I found this particularly funny. The unit comes with standard toilets, you know the kind, built for 8 year olds. So, one of the options is to select the elongated model (standard in all of the construction projects I've been in before). The upcharge is $465. If I were to go buy the toilet myself it would be $130. Now, before you say, well it must be installation, plumbers are expensive. Remember, the original toilet was going to be installed, so that was included in the base. That's about the way it goes. Each item I've researched so far has been 300% higher through the developer. I'm starting to feel like I'm NASA building a space shuttle.
One of the funnier upcharge items was a bathroom vanity. On the floor of the showroom, the vanity was listed at $400. By the time the estimate came to us, it was over $1,000.
The interesting thing is, everyone participating in the process knows what a big rip off it is. Each one of the people we work with rolls his/her eyes and says -- "sorry, it's just the way it is".

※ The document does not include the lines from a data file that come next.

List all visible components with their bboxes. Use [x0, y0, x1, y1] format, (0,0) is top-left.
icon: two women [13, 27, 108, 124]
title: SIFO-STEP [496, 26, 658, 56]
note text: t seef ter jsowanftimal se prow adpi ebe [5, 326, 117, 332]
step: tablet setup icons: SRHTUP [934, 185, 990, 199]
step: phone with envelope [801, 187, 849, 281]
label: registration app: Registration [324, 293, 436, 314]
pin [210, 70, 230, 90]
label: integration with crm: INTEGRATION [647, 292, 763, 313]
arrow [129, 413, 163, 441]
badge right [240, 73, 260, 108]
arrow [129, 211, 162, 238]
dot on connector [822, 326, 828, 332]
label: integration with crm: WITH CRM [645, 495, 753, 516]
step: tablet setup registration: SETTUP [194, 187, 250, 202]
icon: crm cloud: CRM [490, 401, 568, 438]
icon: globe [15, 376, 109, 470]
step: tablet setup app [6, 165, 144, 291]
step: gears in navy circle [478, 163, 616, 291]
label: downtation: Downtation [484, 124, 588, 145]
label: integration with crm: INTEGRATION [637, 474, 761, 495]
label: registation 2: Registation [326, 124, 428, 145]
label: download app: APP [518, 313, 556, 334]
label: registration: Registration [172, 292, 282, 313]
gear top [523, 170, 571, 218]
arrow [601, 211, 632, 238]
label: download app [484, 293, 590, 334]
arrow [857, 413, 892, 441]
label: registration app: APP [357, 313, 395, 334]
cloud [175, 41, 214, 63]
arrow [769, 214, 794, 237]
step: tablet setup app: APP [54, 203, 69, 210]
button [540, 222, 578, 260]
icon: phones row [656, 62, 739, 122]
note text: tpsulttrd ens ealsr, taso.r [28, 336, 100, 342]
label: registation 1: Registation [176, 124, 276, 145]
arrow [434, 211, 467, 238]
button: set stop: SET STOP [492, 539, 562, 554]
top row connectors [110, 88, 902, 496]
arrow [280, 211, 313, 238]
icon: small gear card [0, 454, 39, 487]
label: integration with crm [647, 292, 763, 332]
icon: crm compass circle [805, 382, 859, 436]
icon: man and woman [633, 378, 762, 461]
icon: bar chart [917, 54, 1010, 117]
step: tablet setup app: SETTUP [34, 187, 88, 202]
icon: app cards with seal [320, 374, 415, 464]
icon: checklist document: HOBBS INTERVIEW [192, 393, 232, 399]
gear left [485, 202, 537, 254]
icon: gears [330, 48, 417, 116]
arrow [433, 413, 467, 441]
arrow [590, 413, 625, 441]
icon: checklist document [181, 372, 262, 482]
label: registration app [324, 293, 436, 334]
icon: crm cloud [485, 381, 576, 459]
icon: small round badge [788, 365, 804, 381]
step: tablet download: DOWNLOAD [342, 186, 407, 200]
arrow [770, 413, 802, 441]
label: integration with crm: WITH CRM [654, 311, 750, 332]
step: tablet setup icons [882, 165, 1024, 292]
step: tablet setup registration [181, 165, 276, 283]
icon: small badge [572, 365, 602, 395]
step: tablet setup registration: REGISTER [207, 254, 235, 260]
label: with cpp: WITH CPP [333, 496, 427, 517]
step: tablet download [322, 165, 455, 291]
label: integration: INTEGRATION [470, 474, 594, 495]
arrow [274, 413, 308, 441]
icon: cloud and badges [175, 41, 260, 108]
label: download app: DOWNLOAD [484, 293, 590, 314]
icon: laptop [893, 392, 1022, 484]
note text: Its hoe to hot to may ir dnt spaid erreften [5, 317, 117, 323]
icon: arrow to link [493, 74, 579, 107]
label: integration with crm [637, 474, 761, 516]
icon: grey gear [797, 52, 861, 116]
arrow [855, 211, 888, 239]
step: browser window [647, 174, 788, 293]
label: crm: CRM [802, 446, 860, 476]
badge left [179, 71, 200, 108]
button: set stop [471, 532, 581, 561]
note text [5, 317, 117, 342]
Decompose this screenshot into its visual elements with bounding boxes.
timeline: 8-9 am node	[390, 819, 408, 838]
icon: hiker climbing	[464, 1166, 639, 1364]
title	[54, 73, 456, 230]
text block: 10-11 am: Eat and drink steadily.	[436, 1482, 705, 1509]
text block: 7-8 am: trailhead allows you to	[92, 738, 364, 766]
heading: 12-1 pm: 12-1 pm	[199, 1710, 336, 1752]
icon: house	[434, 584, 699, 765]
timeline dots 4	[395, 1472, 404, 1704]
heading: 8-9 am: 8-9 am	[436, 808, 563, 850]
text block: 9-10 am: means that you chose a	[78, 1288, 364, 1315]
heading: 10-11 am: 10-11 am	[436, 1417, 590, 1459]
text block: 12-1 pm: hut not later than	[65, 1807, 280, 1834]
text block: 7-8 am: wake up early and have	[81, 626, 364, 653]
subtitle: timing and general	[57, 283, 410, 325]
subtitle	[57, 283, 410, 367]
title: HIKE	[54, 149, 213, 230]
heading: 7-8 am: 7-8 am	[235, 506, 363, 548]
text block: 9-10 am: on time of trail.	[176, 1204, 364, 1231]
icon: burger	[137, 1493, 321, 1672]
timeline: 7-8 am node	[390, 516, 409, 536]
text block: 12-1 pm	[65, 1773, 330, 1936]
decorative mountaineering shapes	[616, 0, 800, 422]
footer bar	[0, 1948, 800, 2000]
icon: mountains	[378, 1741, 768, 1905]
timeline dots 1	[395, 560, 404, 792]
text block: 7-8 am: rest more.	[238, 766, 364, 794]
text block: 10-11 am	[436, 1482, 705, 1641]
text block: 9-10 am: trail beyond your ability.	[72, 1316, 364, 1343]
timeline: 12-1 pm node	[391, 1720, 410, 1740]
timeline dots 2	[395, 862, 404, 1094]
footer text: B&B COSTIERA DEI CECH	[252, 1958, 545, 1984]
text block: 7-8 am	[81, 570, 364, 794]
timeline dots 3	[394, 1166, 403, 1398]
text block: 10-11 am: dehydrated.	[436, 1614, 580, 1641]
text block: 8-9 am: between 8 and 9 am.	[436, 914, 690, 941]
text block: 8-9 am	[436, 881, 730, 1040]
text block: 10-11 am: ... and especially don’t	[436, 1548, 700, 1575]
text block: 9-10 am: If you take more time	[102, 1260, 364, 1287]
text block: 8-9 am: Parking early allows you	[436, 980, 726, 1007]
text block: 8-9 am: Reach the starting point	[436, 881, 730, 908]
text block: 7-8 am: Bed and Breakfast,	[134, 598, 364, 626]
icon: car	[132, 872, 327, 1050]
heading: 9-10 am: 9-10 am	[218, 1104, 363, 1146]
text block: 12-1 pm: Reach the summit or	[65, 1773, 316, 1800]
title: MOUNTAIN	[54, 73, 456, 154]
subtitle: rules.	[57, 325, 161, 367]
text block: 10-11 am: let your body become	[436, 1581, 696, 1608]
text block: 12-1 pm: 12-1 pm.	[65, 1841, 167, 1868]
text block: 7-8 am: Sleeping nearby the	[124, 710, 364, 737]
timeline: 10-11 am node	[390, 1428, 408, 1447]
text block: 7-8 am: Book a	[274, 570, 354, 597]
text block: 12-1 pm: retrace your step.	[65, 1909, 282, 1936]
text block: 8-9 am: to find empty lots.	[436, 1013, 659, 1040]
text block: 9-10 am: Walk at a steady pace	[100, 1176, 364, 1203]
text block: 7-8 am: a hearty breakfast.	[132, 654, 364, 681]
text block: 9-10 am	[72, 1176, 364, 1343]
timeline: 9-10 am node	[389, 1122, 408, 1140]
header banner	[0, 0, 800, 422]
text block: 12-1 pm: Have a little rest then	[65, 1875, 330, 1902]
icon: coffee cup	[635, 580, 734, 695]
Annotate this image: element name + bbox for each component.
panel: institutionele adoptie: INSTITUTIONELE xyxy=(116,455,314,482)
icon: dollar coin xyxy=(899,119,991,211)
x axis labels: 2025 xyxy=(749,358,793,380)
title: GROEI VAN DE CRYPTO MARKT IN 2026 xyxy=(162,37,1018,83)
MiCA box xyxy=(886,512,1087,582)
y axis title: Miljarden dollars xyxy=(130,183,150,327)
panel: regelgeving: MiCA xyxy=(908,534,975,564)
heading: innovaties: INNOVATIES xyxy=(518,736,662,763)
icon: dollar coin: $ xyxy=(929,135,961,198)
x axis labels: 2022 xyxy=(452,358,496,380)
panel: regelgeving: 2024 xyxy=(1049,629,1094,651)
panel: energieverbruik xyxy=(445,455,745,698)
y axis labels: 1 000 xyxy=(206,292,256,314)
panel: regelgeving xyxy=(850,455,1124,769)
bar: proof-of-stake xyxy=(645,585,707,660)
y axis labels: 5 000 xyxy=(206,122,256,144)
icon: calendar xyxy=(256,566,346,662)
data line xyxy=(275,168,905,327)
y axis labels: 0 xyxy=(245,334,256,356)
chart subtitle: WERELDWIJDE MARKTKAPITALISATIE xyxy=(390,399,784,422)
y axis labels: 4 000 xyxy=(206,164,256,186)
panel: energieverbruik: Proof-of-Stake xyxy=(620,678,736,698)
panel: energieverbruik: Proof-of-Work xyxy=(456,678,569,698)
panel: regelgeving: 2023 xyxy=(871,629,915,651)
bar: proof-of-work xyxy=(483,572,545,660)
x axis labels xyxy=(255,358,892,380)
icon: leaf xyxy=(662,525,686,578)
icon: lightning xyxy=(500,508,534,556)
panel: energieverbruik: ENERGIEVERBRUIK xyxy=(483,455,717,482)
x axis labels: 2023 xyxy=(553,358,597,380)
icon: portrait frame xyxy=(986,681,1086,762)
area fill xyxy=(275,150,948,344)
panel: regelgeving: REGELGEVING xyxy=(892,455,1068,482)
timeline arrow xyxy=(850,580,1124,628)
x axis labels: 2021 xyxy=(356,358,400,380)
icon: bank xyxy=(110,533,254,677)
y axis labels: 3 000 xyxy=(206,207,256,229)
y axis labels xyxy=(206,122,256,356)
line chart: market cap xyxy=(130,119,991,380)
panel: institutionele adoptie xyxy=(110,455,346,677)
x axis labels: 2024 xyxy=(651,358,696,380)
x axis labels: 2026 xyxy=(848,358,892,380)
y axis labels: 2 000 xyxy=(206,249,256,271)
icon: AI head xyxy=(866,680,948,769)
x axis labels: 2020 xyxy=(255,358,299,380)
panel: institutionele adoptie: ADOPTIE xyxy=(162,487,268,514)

So back to quality, service and price.
One would therefore expect, that in this "luxury" condo we would be getting great quality and service since we're sacrificing on price. Nope. In fact, as you go through the selection process and try to get the upgrade estimates done, the developer takes months to to deliver them. Not days, not weeks -- months.
And, while you're waiting and nervously biting your fingernails as the weeks tick by, they tell you that you better hurry up and approve it when it comes because it's going to take 12-16 weeks for them to do the work.
So, 20 years, six houses and three office spaces. I used to think that the commercial contractors were bad with their $150 track lighting heads, but condo developers take the cake. In my ranting to other people and other builders I've learned that this is the way the industry works. In fact, one of the showroom people said, "you should have seen the mark-ups on the [such-and-such] project, they were even worse."
Some day, some how, some way, I sure hope that condo buyers will be able to rise up and shout "no more". It's a broken system, kind of like investment companies that get you to buy their product, do a terrible job managing it and want to charge you punitive fees to exit.
But then again, it's capitalism. I signed the purchase agreement. I just didn't realize that the economic model was designed as a bait and switch. Live and learn.